School administrators forced students of a California college to remove a banner supporting the Second Amendment from their booth during a student recruitment fair on campus.

“We displayed this flag to express our support for the Second Amendment,” Benjamin Keene, Chapter Chair of Orange Coast College’s (OCC) Young Americans for Freedom (YAF) chapter, told Townhall. “It is completely outrageous that the college would censor our freedom of expression to display the image of a firearm. It is very un-American of the administration to prohibit us from displaying our Constitutional right.”

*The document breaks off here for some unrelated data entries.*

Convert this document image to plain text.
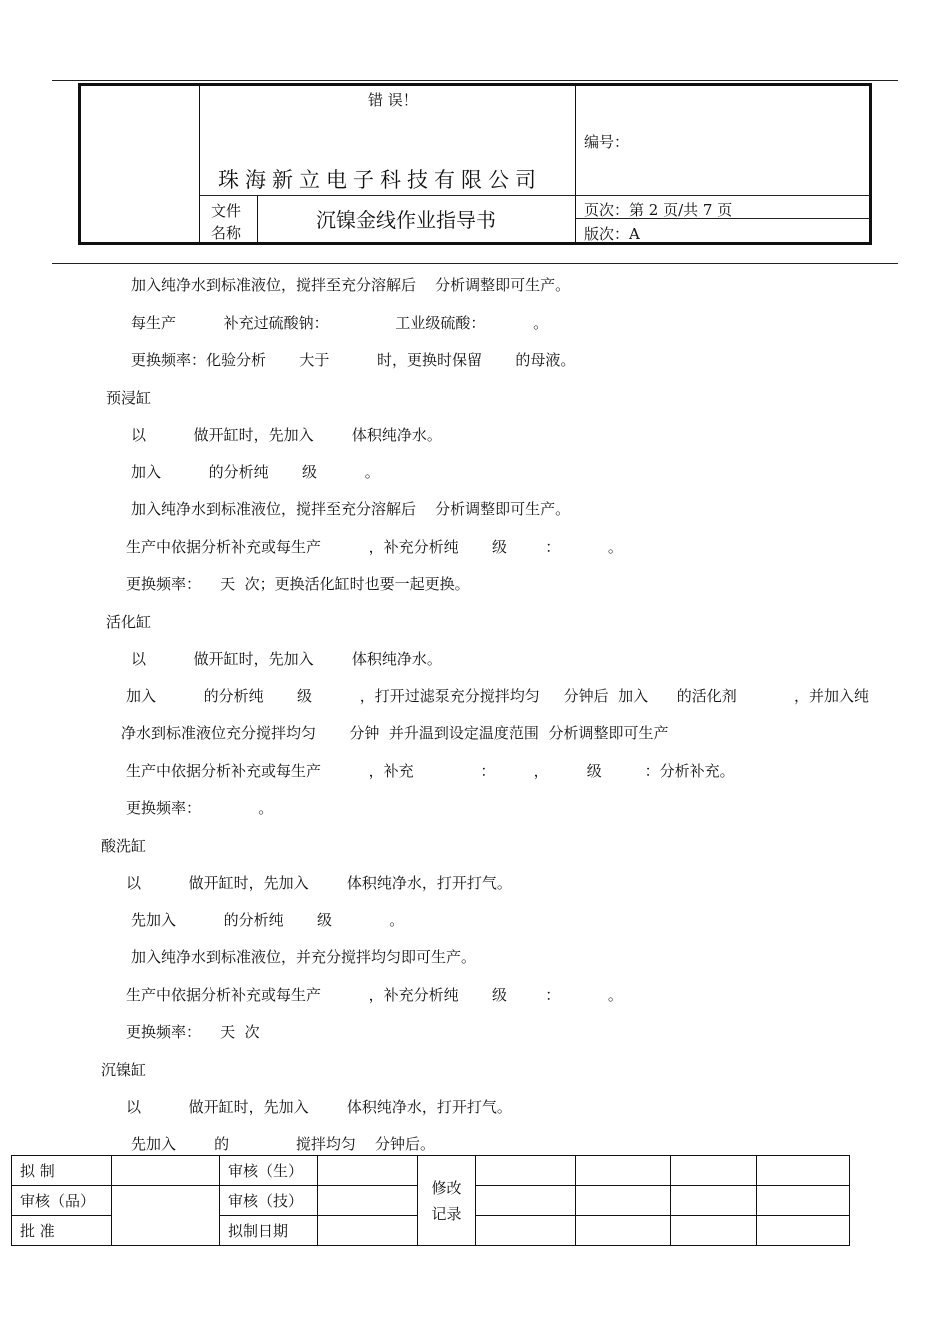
错 误！
珠海新立电子科技有限公司
编号：
文件
名称
沉镍金线作业指导书	页次：第 2 页/共 7 页
版次：A
加入纯净水到标准液位，搅拌至充分溶解后    分析调整即可生产。
每生产          补充过硫酸钠：              工业级硫酸：          。
更换频率：化验分析       大于          时，更换时保留       的母液。
预浸缸
以          做开缸时，先加入        体积纯净水。
加入          的分析纯       级          。
加入纯净水到标准液位，搅拌至充分溶解后    分析调整即可生产。
生产中依据分析补充或每生产          ，补充分析纯       级        ：          。
更换频率：    天  次；更换活化缸时也要一起更换。
活化缸
以          做开缸时，先加入        体积纯净水。
加入          的分析纯       级          ，打开过滤泵充分搅拌均匀     分钟后  加入      的活化剂            ，并加入纯
净水到标准液位充分搅拌均匀       分钟  并升温到设定温度范围  分析调整即可生产
生产中依据分析补充或每生产          ，补充              ：        ，        级         ：分析补充。
更换频率：            。
酸洗缸
以          做开缸时，先加入        体积纯净水，打开打气。
先加入          的分析纯       级            。
加入纯净水到标准液位，并充分搅拌均匀即可生产。
生产中依据分析补充或每生产          ，补充分析纯       级        ：          。
更换频率：    天  次
沉镍缸
以          做开缸时，先加入        体积纯净水，打开打气。
先加入        的              搅拌均匀    分钟后。
拟 制		审核（生）		修改
记录				

审核（品）		审核（技）						
批 准		拟制日期						
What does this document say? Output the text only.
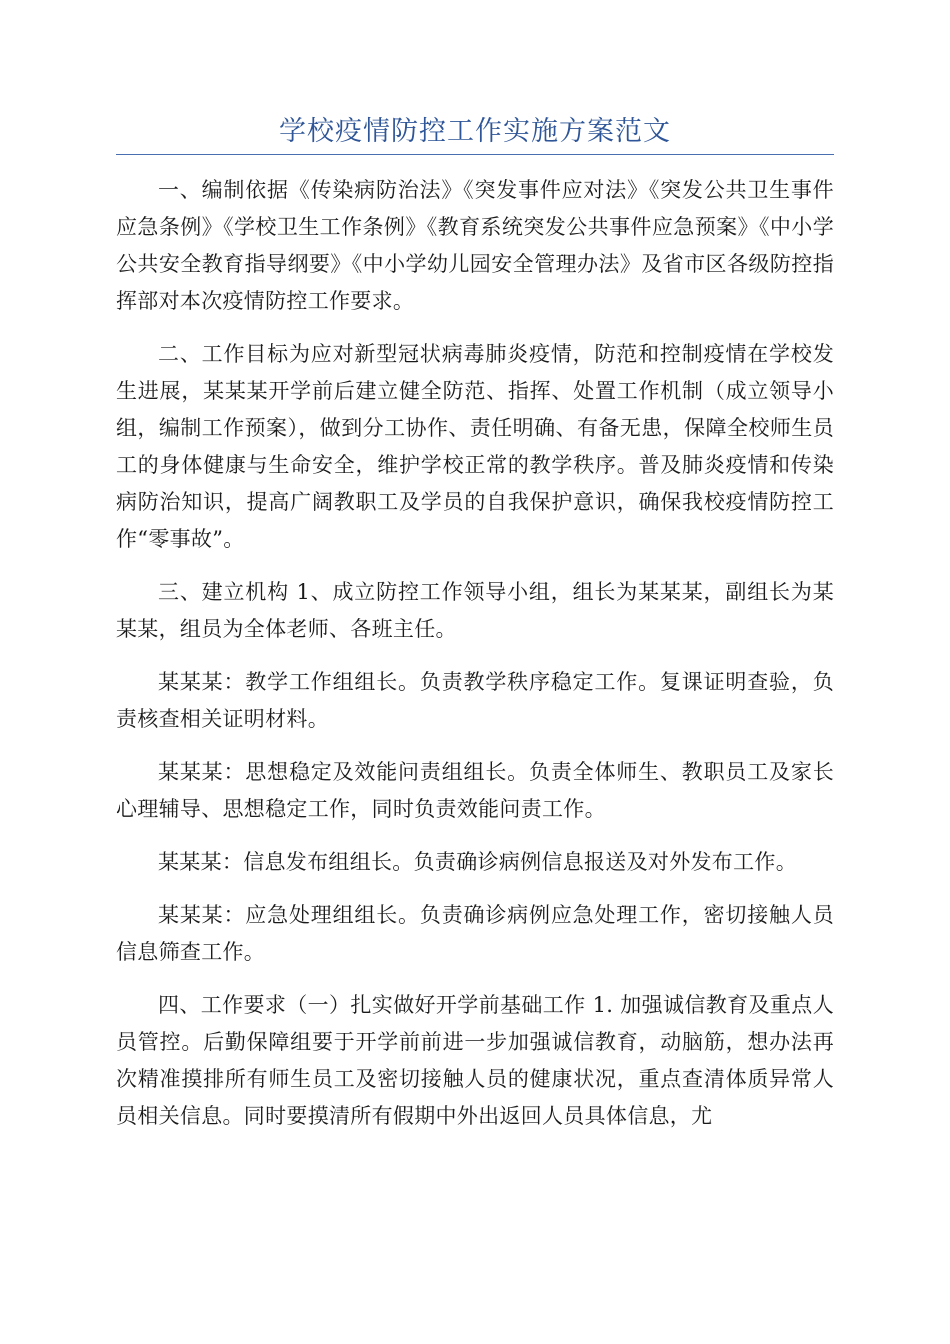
学校疫情防控工作实施方案范文

一、编制依据《传染病防治法》《突发事件应对法》《突发公共卫生事件应急条例》《学校卫生工作条例》《教育系统突发公共事件应急预案》《中小学公共安全教育指导纲要》《中小学幼儿园安全管理办法》及省市区各级防控指挥部对本次疫情防控工作要求。

二、工作目标为应对新型冠状病毒肺炎疫情，防范和控制疫情在学校发生进展，某某某开学前后建立健全防范、指挥、处置工作机制（成立领导小组，编制工作预案），做到分工协作、责任明确、有备无患，保障全校师生员工的身体健康与生命安全，维护学校正常的教学秩序。普及肺炎疫情和传染病防治知识，提高广阔教职工及学员的自我保护意识，确保我校疫情防控工作“零事故”。

三、建立机构 1、成立防控工作领导小组，组长为某某某，副组长为某某某，组员为全体老师、各班主任。

某某某：教学工作组组长。负责教学秩序稳定工作。复课证明查验，负责核查相关证明材料。

某某某：思想稳定及效能问责组组长。负责全体师生、教职员工及家长心理辅导、思想稳定工作，同时负责效能问责工作。

某某某：信息发布组组长。负责确诊病例信息报送及对外发布工作。

某某某：应急处理组组长。负责确诊病例应急处理工作，密切接触人员信息筛查工作。

四、工作要求（一）扎实做好开学前基础工作 1. 加强诚信教育及重点人员管控。后勤保障组要于开学前前进一步加强诚信教育，动脑筋，想办法再次精准摸排所有师生员工及密切接触人员的健康状况，重点查清体质异常人员相关信息。同时要摸清所有假期中外出返回人员具体信息，尤
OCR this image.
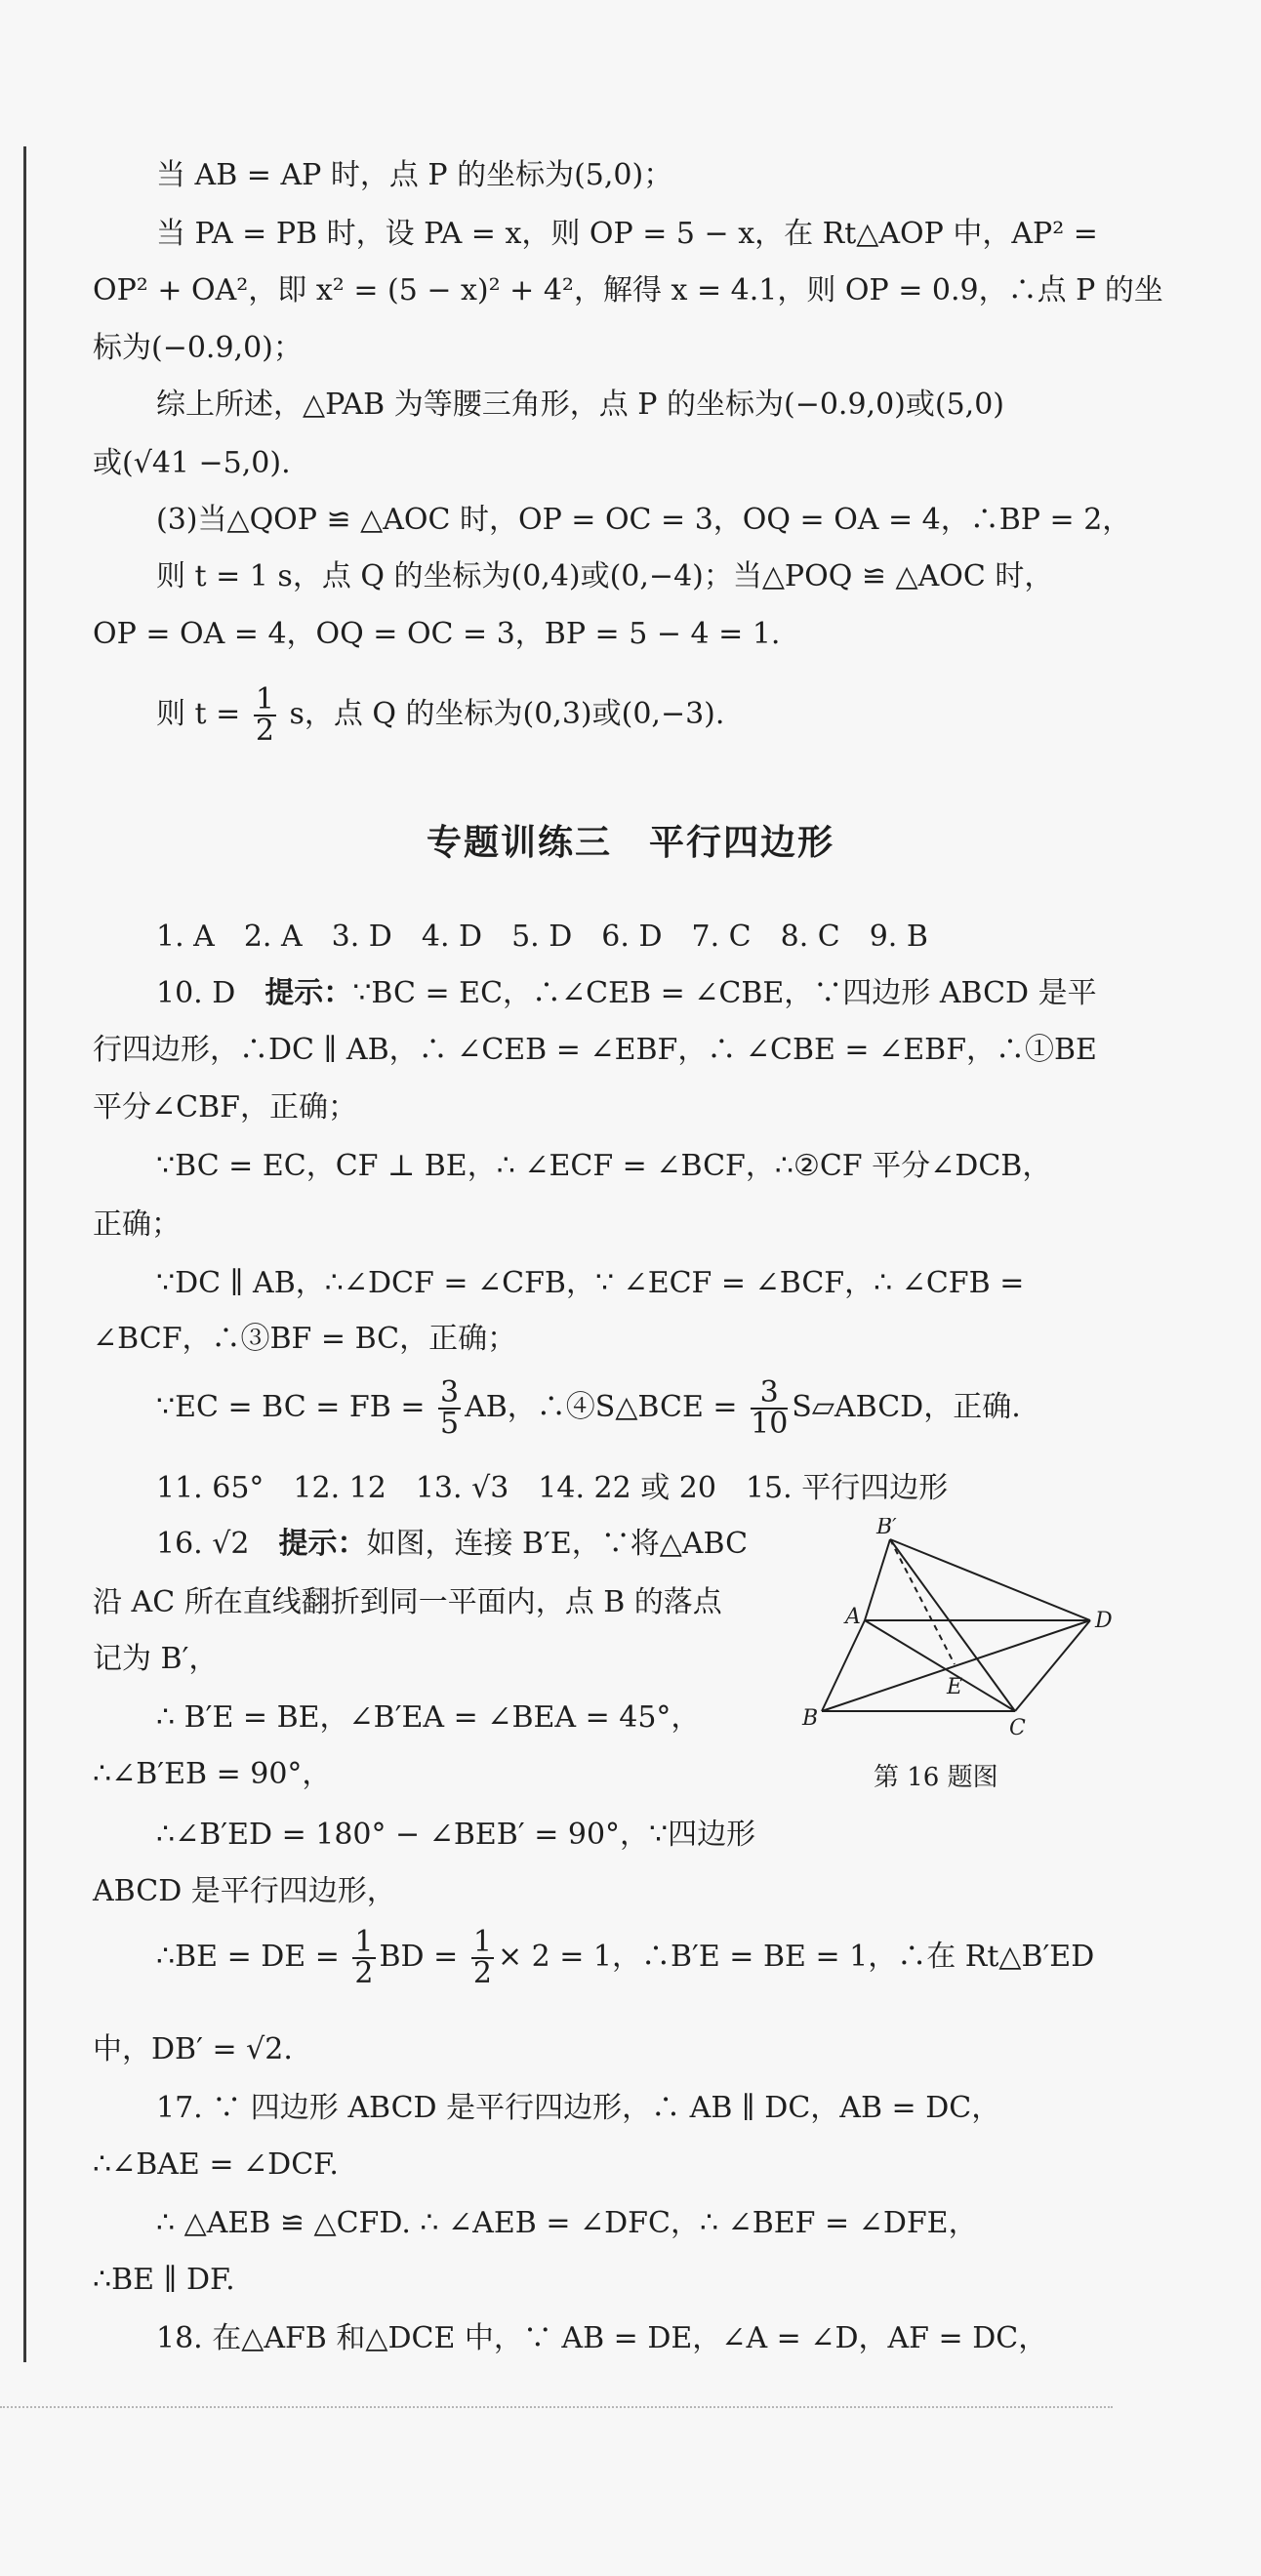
当 AB = AP 时，点 P 的坐标为(5,0)；
当 PA = PB 时，设 PA = x，则 OP = 5 − x，在 Rt△AOP 中，AP² =
OP² + OA²，即 x² = (5 − x)² + 4²，解得 x = 4.1，则 OP = 0.9，∴点 P 的坐
标为(−0.9,0)；
综上所述，△PAB 为等腰三角形，点 P 的坐标为(−0.9,0)或(5,0)
或(√41 −5,0).
(3)当△QOP ≌ △AOC 时，OP = OC = 3，OQ = OA = 4，∴BP = 2，
则 t = 1 s，点 Q 的坐标为(0,4)或(0,−4)；当△POQ ≌ △AOC 时，
OP = OA = 4，OQ = OC = 3，BP = 5 − 4 = 1.
1. A　2. A　3. D　4. D　5. D　6. D　7. C　8. C　9. B
平分∠CBF，正确；
∵BC = EC，CF ⊥ BE，∴ ∠ECF = ∠BCF，∴②CF 平分∠DCB，
正确；
∵DC ∥ AB，∴∠DCF = ∠CFB，∵ ∠ECF = ∠BCF，∴ ∠CFB =
∠BCF，∴③BF = BC，正确；
11. 65°　12. 12　13. √3　14. 22 或 20　15. 平行四边形
沿 AC 所在直线翻折到同一平面内，点 B 的落点
记为 B′，
∴ B′E = BE，∠B′EA = ∠BEA = 45°，
∴∠B′EB = 90°，
∴∠B′ED = 180° − ∠BEB′ = 90°，∵四边形
ABCD 是平行四边形，
中，DB′ = √2.
17. ∵ 四边形 ABCD 是平行四边形，∴ AB ∥ DC，AB = DC，
∴∠BAE = ∠DCF.
∴ △AEB ≌ △CFD. ∴ ∠AEB = ∠DFC，∴ ∠BEF = ∠DFE，
∴BE ∥ DF.
18. 在△AFB 和△DCE 中，∵ AB = DE，∠A = ∠D，AF = DC，
则 $t = \frac{1}{2}$ s，点 Q 的坐标为(0,3)或(0,−3).
专题训练三　平行四边形
10. D　 提示：∵BC = EC，∴∠CEB = ∠CBE，∵四边形 ABCD 是平
行四边形，∴DC ∥ AB，∴ ∠CEB = ∠EBF，∴ ∠CBE = ∠EBF，∴①BE
∵EC = BC = FB = $\frac{3}{5}$ AB，∴④S△BCE = $\frac{3}{10}$ S▱ABCD，正确.
16. √2　 提示：如图，连接 B′E，∵将△ABC
∴BE = DE = $\frac{1}{2}$ BD = $\frac{1}{2} \times 2 = 1$，∴B′E = BE = 1，∴在 Rt△B′ED
B′
A	D
B
E
C
第 16 题图
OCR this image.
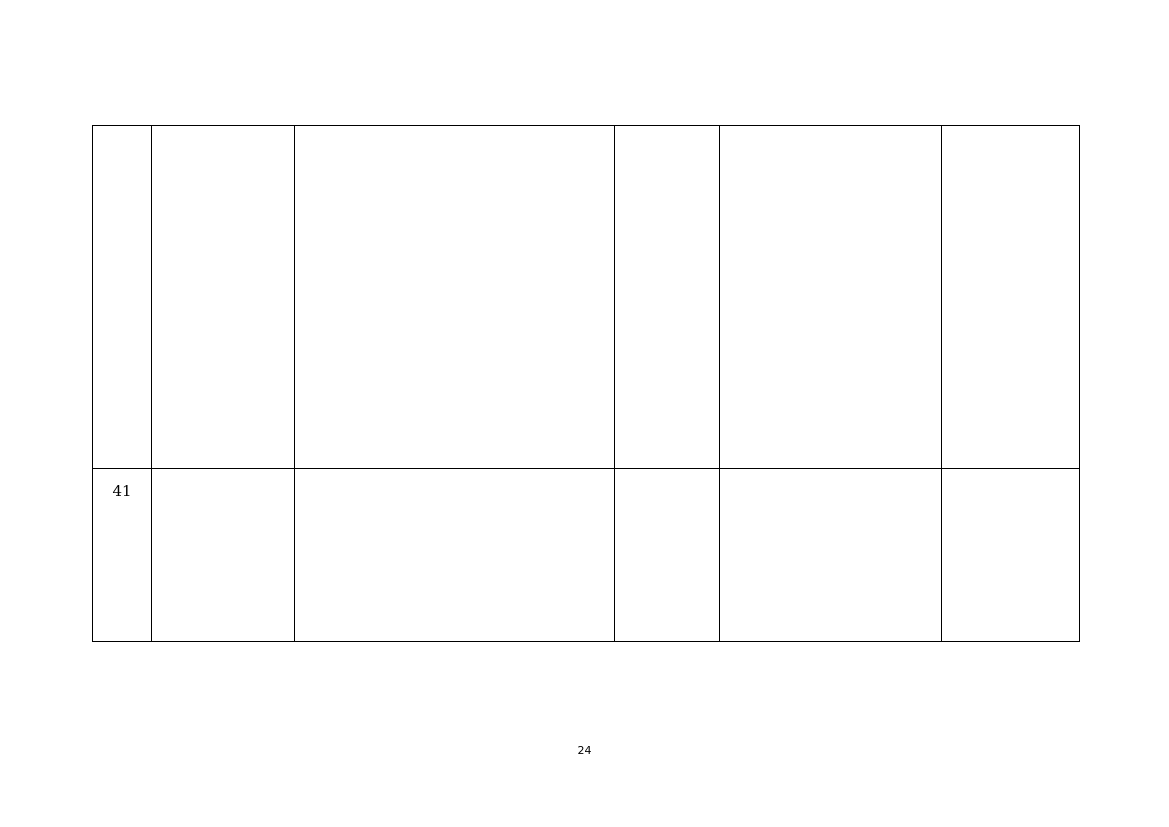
41					
24
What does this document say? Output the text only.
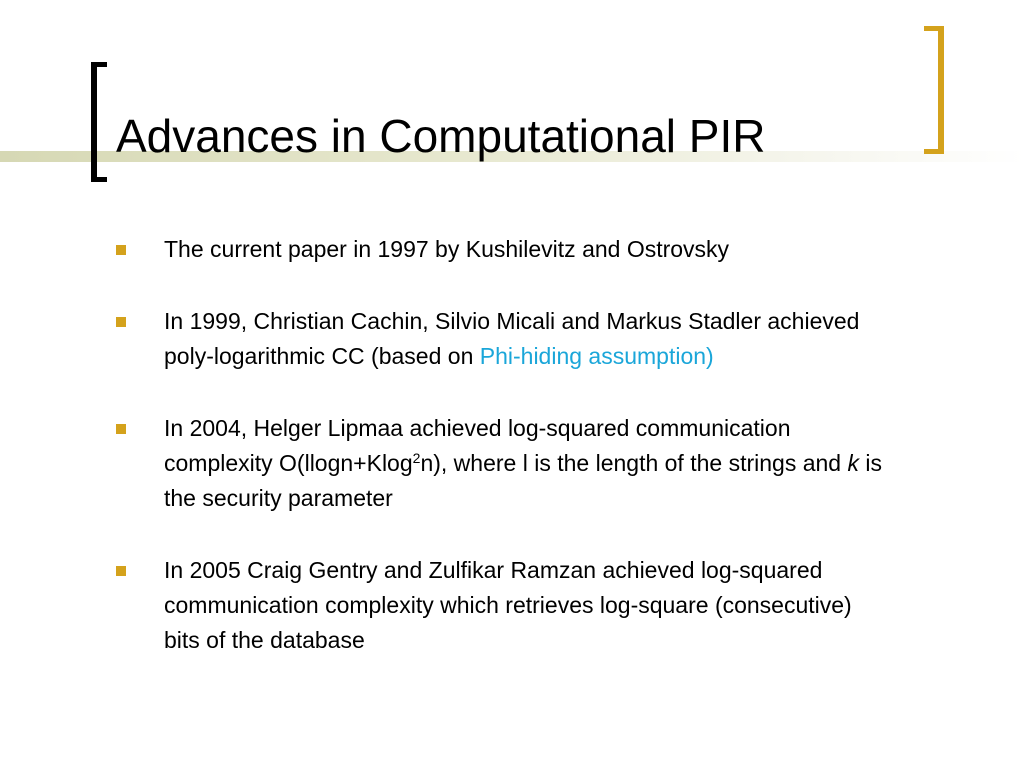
Advances in Computational PIR
The current paper in 1997 by Kushilevitz and Ostrovsky
In 1999, Christian Cachin, Silvio Micali and Markus Stadler achieved poly-logarithmic CC (based on Phi-hiding assumption)
In 2004, Helger Lipmaa achieved log-squared communication complexity O(llogn+Klog$^2$n), where l is the length of the strings and k is the security parameter
In 2005 Craig Gentry and Zulfikar Ramzan achieved log-squared communication complexity which retrieves log-square (consecutive) bits of the database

Beth Bauman at Townhall reported that OCC argued the banner violated school policy AP 3530, which prohibits “firearms, knives, explosives or other dangerous objects” and any “facsimile of a firearm.” By displaying a silhouette of a rifle, the banner violated the “facsimile of a firearm” provision of the policy, according to OCC.

This argument, however, is a distortion of the word “facsimile,” as it is traditionally used. “Facsimiles” represent something that can be mistaken for the real thing it represents. A silhouette of a firearm on a banner cannot be mistaken for a real firearm for many reasons.

This linguistic distortion led YAF to suspect there is something more sinister behind the school’s actions.

“School administrators are manipulating school policy to censor students’ support of the Second Amendment,” Brown tweeted after the incident.

Eugene Volokh, a law professor at UCLA, argued in favor of YAF’s position in a recent article he authored for The Volokh Conspiracy, a weblog hosted by Reason Magazine.

“Once a university opens up a space where students may display banners, it then may not restrict such displays unless the restriction is viewpoint-neutral and reasonable,” Volokh wrote. “It’s hard to see a viewpoint-neutral rationale for banning even silhouette displays of guns, which no-one would confuse for real guns.”

OCC did not immediately respond to GPM’s request for comment.